1 celery stalk, minced

1 carrot, minced

1 small onion, minced

1/3-1/2 pound ground beef

1/2 cup flour

2 eggs, beaten

1 cup panko bread crumbs

canola oil for frying

Note: This is enough for about 10 korokke, depending on how big you make them.

Preparation

Sauté onions in 1 tbsp oil on high heat until translucent, then add ground beef and cook few minutes until brown. Drain fat, then add chopped celery and carrots and sauté a few minutes until tender. Season with salt and pepper and take it off the heat. Add mashed potatoes to vegetable/beef mixture and mix with wooden spoon until blended. Cool the potato mixture in fridge for about an hour until cool enough to handle, or you can use the freezer if you’re short on time.

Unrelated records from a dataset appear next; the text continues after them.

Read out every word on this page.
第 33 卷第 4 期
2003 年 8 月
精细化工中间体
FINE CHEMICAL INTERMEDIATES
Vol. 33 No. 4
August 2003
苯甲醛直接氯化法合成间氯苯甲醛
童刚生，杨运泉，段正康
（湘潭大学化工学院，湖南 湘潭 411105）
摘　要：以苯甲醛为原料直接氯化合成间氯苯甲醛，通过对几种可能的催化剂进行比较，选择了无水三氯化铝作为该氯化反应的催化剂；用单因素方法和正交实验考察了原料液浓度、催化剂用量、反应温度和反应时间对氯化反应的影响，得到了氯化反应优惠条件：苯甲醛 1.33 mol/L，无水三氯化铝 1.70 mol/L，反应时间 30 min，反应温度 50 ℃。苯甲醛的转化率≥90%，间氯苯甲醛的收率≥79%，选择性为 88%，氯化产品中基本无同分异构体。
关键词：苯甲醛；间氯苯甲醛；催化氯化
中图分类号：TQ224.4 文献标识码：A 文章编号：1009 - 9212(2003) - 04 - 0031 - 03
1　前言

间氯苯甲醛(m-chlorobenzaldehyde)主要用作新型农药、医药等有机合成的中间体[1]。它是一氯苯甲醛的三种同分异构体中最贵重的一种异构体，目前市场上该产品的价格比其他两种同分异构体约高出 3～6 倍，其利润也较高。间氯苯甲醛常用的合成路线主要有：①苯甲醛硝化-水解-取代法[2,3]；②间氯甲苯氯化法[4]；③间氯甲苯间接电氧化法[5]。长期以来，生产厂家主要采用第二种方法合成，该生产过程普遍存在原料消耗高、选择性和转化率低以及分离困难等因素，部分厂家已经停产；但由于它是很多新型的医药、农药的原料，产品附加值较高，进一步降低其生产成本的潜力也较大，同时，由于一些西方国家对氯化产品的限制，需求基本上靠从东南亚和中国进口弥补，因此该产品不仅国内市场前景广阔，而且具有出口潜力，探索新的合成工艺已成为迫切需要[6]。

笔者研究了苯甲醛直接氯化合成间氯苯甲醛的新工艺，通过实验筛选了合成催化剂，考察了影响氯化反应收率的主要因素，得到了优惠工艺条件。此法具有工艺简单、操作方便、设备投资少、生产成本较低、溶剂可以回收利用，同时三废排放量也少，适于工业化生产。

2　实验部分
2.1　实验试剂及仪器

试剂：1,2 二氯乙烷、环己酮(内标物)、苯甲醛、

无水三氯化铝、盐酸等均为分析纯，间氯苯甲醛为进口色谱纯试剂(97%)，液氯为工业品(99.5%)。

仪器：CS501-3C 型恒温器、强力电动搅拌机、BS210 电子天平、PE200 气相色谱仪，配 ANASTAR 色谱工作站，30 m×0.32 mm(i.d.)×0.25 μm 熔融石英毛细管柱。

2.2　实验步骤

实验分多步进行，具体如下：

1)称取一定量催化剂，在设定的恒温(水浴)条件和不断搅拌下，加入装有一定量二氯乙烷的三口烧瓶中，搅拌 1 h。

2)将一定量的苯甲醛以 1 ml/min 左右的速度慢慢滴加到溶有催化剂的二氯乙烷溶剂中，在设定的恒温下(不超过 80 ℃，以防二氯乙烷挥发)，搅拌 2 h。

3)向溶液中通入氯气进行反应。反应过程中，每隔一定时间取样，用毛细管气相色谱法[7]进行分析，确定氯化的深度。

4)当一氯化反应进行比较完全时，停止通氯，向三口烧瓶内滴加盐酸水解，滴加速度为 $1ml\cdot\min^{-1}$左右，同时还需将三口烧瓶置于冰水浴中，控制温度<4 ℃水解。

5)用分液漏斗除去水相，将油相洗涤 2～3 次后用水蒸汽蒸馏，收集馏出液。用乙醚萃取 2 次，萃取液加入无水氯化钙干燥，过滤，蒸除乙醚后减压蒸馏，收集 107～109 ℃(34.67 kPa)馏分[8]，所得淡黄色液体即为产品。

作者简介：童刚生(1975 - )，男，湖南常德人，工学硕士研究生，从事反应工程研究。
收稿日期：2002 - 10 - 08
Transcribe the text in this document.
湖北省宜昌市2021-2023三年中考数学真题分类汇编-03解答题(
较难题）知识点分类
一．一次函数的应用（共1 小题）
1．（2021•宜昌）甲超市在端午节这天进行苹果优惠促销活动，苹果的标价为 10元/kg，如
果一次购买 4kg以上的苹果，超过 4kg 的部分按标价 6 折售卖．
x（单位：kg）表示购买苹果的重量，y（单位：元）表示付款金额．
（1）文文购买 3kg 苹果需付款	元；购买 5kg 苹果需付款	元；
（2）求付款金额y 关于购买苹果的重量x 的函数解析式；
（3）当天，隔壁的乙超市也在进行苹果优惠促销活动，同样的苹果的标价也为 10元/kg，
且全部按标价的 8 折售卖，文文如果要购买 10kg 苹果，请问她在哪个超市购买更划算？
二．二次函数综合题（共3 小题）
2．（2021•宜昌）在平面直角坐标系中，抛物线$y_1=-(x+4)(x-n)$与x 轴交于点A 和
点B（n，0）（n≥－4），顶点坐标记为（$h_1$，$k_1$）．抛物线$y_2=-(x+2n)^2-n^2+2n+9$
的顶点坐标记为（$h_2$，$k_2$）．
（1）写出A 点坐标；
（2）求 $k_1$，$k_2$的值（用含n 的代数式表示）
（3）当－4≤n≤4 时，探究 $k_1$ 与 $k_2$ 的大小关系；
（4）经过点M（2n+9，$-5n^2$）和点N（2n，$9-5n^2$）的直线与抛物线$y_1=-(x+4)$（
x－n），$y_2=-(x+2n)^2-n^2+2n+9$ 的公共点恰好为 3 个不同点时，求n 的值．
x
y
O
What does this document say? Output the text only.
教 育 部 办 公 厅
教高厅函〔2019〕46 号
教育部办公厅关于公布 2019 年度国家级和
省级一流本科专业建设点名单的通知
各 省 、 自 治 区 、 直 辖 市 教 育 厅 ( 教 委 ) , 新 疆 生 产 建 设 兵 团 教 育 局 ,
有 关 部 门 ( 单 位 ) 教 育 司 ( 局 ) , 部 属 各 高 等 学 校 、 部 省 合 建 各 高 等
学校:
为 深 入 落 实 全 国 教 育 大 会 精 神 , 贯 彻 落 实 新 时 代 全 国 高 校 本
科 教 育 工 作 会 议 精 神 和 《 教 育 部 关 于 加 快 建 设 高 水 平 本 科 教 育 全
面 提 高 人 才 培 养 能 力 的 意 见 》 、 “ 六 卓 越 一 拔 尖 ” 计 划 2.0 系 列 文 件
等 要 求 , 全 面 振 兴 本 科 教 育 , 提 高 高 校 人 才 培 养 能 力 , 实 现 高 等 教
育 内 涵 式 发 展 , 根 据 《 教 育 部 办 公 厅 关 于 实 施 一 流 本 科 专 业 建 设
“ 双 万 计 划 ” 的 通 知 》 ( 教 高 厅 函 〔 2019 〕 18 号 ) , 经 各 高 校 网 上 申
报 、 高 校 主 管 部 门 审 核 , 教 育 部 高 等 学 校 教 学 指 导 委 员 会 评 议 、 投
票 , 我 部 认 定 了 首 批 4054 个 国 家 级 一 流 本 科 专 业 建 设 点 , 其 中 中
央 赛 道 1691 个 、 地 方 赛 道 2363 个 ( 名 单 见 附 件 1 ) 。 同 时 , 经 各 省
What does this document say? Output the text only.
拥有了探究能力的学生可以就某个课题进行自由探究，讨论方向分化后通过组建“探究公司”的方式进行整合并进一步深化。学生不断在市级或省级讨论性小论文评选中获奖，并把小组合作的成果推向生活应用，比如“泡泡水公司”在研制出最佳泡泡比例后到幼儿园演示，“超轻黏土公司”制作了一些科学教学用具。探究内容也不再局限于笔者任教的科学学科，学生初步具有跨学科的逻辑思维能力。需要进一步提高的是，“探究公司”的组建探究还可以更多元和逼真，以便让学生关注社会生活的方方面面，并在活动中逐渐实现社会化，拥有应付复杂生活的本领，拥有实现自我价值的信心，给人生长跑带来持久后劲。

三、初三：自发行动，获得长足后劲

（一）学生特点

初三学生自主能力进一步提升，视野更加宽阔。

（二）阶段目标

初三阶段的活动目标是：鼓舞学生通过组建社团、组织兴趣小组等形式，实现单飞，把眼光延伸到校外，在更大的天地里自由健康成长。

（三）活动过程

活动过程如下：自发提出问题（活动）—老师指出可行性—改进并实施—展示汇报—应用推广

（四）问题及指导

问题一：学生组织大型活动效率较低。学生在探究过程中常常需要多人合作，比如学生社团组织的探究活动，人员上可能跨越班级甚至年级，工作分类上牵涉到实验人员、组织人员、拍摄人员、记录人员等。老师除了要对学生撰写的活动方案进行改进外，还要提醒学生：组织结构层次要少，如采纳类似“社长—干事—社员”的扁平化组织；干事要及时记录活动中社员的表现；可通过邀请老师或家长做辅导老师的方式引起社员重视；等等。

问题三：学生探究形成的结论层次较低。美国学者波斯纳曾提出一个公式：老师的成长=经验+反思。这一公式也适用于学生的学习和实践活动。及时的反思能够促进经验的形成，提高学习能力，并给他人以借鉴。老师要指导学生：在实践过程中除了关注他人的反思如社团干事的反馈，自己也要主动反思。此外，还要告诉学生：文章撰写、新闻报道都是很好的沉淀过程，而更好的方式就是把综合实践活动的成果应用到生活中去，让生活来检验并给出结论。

Meanwhile, prepare 3 bowls for the crispy coating: one bowl with flour, one with eggs, and  one with panko. When the potato mixture is cool enough to handle, shape it into balls. Dip first into flour, then eggs, then panko. If you can wait, put the breaded korokke back in the fridge for about an hour for optimal crispiness!

Heat about 3/4 to 1 cup of oil in a small pan on high heat. It’s best if the oil covers most of korroke when you drop it in, so a smaller but deeper pan works best for frying. The oil is ready when you drop a piece of panko in it and it bounces up, sizzling. Cook 1-3 korokke at a time, depending on the size of pan, for two minutes on each side until nicely browned all over. Remove from oil and place korokke on a plate with paper towels on it and let drain briefly. Be careful, the oil will be very hot!

Serve with rice, thinly sliced cabbage, and tonkatsu sauce. Enjoy!